In Afghanistan, the government's effort to stabilize the country is being severely undermined by a sharp increase in crime and lawlessness. Many people are demanding a larger international troop presence to protect them, even as some government officials insist the situation is under control.
In a cramped room at the Wazir Ahkbar Khan hospital in downtown Kabul, a doctor is tending to a patient whose story is becoming familiar in this city of one million.
"Abdullah," which is not his real name, flips off the blanket covering him to expose a fresh bullet wound to his leg. He says he got the wound while struggling with a gunman who tried to rob him and steal his car. Abdullah does not want to identify his attacker, nor does he want to reveal his real name. He says it would be dangerous for him to talk any more about the incident.
His doctor, Zahir, stands by silently. In a separate interview he says Abdullah is the first gunshot victim the hospital has treated since the fall of the Taleban two months ago.
Dr. Zahir says he believes Kabul is getting safer. He says Abdullah is the exception rather than the rule and he hopes he will never have to treat a gunshot victim again.
But an English-speaking man named Najibullah says he heard the doctor tell a much different story. "The doctor said to me in private, 'It is dangerous for us to explain everything. About the security of Kabul, we know it is not good. But we cannot report this to the journalists.'"
It is not known if anybody has been ordering Kabul residents to keep quiet about what some say is a rising tide of lawlessness. But reports of murders, armed robberies and kidnappings in the city in recent days have deeply troubled and embarrassed Afghanistan's interim government, which has been desperately trying to restore order since it took power late last month.

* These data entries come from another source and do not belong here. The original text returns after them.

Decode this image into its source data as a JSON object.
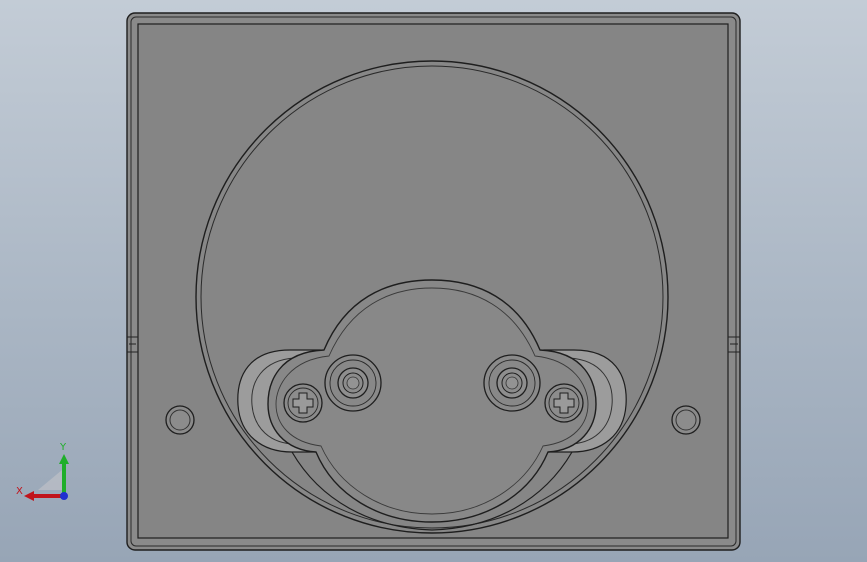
{
  "viewport": {
    "background_top": "#c3ccd6",
    "background_bottom": "#97a5b6",
    "part_face_color": "#858585",
    "edge_color": "#202020"
  },
  "triad": {
    "x_label": "X",
    "y_label": "Y",
    "x_color": "#c0141c",
    "y_color": "#1fae2a",
    "z_color": "#2130d0"
  }
}
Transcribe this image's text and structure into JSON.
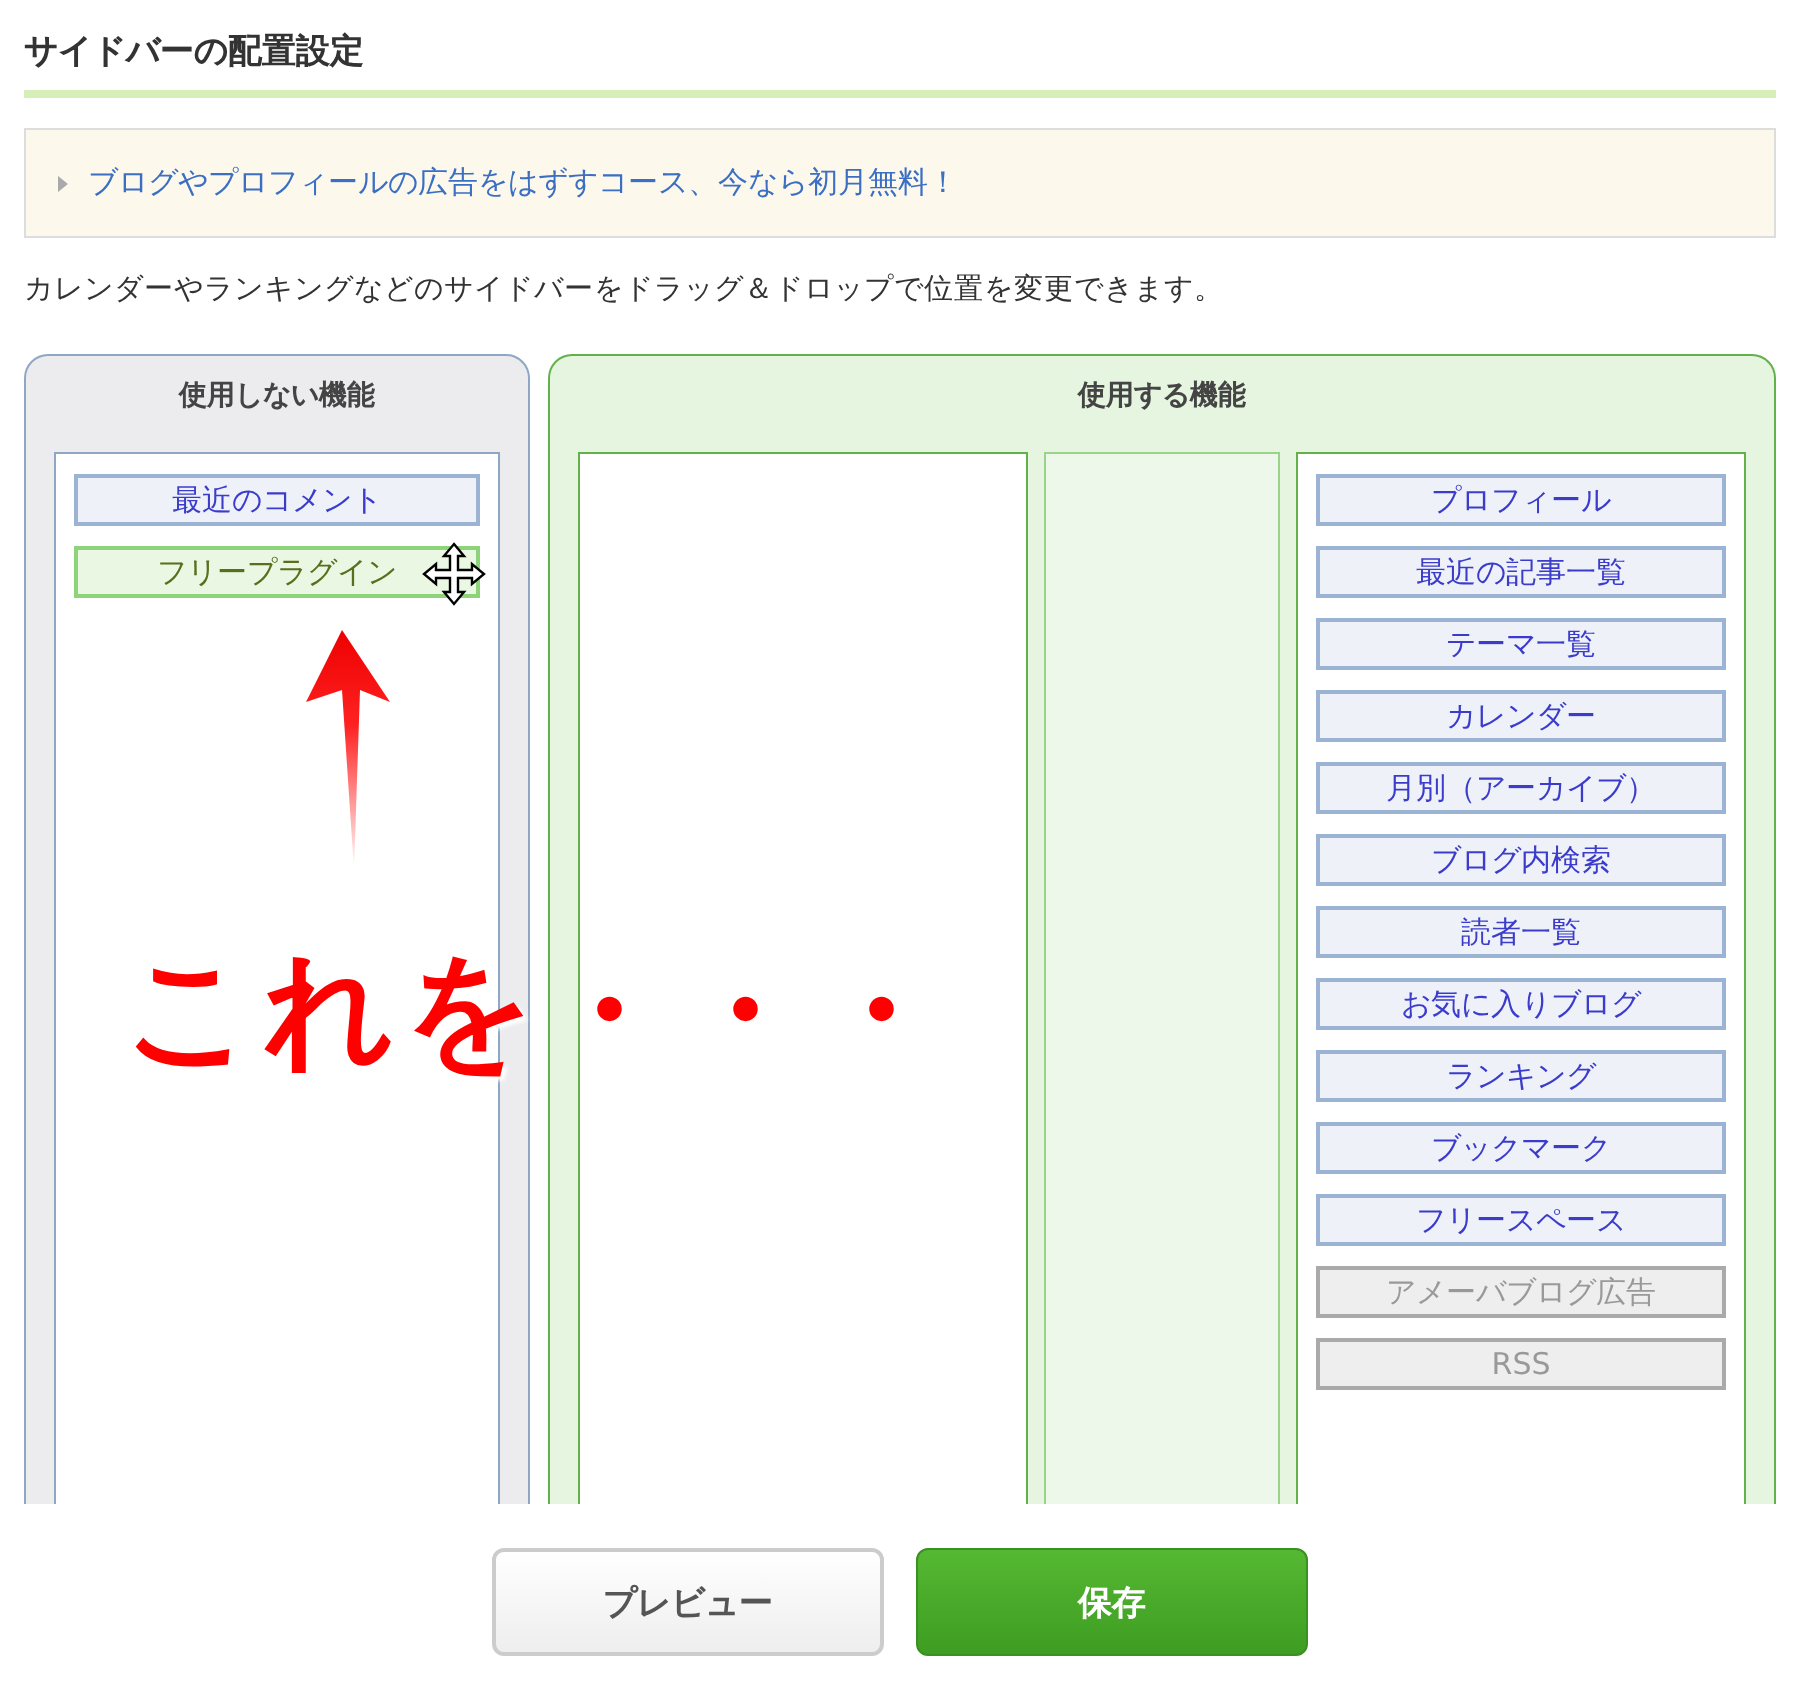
{
  "title": "サイドバーの配置設定",
  "notice": {
    "link": "ブログやプロフィールの広告をはずすコース、今なら初月無料！"
  },
  "description": "カレンダーやランキングなどのサイドバーをドラッグ＆ドロップで位置を変更できます。",
  "unused_panel": {
    "heading": "使用しない機能",
    "items": [
      {
        "label": "最近のコメント",
        "kind": "normal"
      },
      {
        "label": "フリープラグイン",
        "kind": "dragging"
      }
    ]
  },
  "used_panel": {
    "heading": "使用する機能",
    "columns": [
      {
        "kind": "wide"
      },
      {
        "kind": "narrow"
      },
      {
        "kind": "wide",
        "items": [
          {
            "label": "プロフィール",
            "kind": "normal"
          },
          {
            "label": "最近の記事一覧",
            "kind": "normal"
          },
          {
            "label": "テーマ一覧",
            "kind": "normal"
          },
          {
            "label": "カレンダー",
            "kind": "normal"
          },
          {
            "label": "月別（アーカイブ）",
            "kind": "normal"
          },
          {
            "label": "ブログ内検索",
            "kind": "normal"
          },
          {
            "label": "読者一覧",
            "kind": "normal"
          },
          {
            "label": "お気に入りブログ",
            "kind": "normal"
          },
          {
            "label": "ランキング",
            "kind": "normal"
          },
          {
            "label": "ブックマーク",
            "kind": "normal"
          },
          {
            "label": "フリースペース",
            "kind": "normal"
          },
          {
            "label": "アメーバブログ広告",
            "kind": "disabled"
          },
          {
            "label": "RSS",
            "kind": "disabled"
          }
        ]
      }
    ]
  },
  "annotation": {
    "text": "これを・・・"
  },
  "buttons": [
    {
      "label": "プレビュー",
      "kind": "secondary"
    },
    {
      "label": "保存",
      "kind": "primary"
    }
  ]
}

Last week, two prominent medical doctors were shot and robbed while walking home at night. The week before, the body of a Kabul taxi driver last seen picking up Northern Alliance soldiers, was found outside of the city with four bullet wounds in his chest.

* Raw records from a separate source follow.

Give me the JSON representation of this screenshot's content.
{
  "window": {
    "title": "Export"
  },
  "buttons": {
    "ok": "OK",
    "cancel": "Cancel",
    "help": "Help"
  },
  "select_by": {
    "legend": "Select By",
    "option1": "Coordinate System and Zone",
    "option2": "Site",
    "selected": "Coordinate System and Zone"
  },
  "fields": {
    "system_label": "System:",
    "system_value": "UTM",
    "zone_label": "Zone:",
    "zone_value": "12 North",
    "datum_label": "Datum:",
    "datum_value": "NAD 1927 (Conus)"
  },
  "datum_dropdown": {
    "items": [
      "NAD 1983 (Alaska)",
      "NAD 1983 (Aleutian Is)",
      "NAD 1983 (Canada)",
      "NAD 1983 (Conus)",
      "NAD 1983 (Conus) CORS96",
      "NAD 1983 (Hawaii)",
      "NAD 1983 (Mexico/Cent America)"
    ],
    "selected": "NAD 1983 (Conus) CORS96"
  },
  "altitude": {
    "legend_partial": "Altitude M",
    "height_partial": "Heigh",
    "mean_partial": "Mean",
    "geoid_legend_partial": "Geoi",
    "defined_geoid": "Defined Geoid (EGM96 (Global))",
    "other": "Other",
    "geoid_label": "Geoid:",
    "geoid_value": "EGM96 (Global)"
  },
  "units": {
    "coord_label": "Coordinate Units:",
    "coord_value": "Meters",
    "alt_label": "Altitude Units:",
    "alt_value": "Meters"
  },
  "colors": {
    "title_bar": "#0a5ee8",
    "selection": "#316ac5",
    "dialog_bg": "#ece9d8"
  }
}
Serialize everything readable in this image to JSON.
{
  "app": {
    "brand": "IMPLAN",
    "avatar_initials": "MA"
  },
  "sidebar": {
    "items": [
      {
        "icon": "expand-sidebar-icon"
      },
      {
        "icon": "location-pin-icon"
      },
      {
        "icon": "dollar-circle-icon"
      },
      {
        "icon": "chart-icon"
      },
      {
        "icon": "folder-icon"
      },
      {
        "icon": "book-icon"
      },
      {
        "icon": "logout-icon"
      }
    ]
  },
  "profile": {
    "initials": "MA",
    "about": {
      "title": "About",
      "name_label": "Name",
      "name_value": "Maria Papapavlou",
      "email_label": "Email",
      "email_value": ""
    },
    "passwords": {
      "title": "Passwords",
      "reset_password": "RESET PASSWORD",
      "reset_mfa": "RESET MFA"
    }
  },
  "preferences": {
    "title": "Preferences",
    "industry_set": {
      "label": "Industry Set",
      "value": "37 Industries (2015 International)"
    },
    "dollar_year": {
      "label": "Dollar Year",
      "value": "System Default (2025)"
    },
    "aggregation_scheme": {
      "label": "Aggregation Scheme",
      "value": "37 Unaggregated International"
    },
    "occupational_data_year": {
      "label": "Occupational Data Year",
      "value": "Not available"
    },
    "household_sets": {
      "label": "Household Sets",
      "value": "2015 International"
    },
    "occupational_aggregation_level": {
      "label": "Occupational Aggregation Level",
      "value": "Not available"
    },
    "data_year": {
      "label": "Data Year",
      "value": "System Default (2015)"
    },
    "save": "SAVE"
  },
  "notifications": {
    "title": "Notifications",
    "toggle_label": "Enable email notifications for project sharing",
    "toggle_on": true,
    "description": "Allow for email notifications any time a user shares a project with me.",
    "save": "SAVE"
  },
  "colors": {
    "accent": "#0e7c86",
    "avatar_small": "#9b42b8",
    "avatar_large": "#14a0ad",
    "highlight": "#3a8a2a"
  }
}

Since the fall of the Taleban, most everyone in Kabul appears to be convinced that the city's crime rate is getting worse. They have no statistics, but they say they are scared.
A local shopkeeper, Zami Ullah, is one of them. He says he is scared because many of the robberies in the city are being committed by Afghan security men and soldiers serving under various warlords, not common thieves.
Mr. Ullah says three weeks ago, he was getting his Toyota minivan fixed at a garage near a police station. He says a man dressed in a police uniform approached him, and without any evidence, accused him of having stolen the car from a Taleban soldier. The policeman confiscated the car at gunpoint and drove away, he says.
In a multi-national effort to restore order, the British-led International Security Assistance Force, with about 1,500 troops, has begun patrolling in and around Kabul during the past few days. Three thousand more are expected to arrive over the next several weeks.
The interim government, for its part, has ordered all armed men to leave the city and turn in their weapons. It is not known how many weapons the government has collected so far. But Mr. Najibullah says he believes there are too many guns hidden away in people's homes for the campaign to have much impact. "They can collect the weapons from outside of the houses," he said. "But the people have weapons in their homes. Collecting these weapons is difficult for the government because every house has a weapon."
And the problem does not exist just in Kabul. Throughout Afghanistan security remains the number one concern for Afghans, who desperately need western aid to recover from more than two decades of war.
As one pessimistic Kabul resident points out, it is impossible to rebuild a country when traveling around could mean death.